Want to use a health savings account as an investment tool? Consider pros and cons

Mark Daly: Investing
Mark Daly: Investing

Last month we discussed the benefits of health savings accounts to reduce taxes and pay for qualified medical expenses. But have you thought about putting your HSA to work as an investment tool?

Your HSA can supplement other forms of long-term savings and allow you to self-direct your investments. Your pretax HSA contributions reduce your taxable income, and your payments on qualified medical expenses are not subject to tax. Retirement distributions for nonmedical expenses are taxed as ordinary income, but distributions continue tax-free for medical costs into retirement.

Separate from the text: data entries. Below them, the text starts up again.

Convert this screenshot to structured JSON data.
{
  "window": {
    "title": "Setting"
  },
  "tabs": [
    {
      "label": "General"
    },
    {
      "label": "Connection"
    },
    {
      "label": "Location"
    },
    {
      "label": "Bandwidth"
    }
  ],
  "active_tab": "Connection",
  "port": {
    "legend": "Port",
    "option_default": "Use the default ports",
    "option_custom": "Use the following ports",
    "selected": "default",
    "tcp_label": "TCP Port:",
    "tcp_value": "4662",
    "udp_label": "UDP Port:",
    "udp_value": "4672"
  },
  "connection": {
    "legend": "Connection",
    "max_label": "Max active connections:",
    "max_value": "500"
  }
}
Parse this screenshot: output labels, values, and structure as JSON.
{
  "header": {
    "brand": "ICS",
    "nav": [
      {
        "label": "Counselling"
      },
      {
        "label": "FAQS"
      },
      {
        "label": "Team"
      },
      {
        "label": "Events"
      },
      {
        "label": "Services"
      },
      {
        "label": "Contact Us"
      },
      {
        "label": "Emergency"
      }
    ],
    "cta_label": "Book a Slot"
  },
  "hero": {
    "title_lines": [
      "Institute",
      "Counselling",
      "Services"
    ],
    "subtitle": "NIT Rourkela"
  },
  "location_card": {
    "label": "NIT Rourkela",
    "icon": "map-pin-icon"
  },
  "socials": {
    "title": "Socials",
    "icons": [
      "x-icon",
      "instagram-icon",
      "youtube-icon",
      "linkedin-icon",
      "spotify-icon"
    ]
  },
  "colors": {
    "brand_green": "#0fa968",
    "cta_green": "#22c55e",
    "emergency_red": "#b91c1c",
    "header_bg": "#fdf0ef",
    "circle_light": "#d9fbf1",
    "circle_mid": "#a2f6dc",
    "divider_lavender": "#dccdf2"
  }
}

An increasing number of people are discovering that HSAs can be an important tool: According to Devinir Research, the average HSA account balance increased from $1,400 to just over $1,900 in 2014.

A small percentage of HSAs offer mutual funds to participants as an investment option. Mutual-fund supplements are underused, but they can help your HSA balance potentially grow faster than the rate of inflation or health care costs. Like a 401(k), the investment fund lineup is determined by the employer and may limit the number of choices or incur higher fees than average.

Target-date funds might be an appropriate long-term investment if you’re a person in good health who is using an HSA. TDFs typically allocate more conservatively as retirement approaches and health bills tend to pile up. It’s safe to assume a diversified approach is best with some mix of diversified stocks, bonds and cash.

There are several risks to using investments other than cash in an HSA. You may need to sell growth assets when prices are down, creating a nondeductible loss. Contribution limits might cover just a fraction of out-of-pocket medical costs, and the entire account might require liquidation during a market decline. Finally, a cash or principal protection option most certainly won’t keep up with inflation or rising health costs with today’s low interest rate.

Clients and advisers need to understand the short- and long-term benefits of HSAs. Research investment choices and fee structure to find what works best for your particular situation. You may find this account option adds to your savings while covering medical bills, now and in retirement.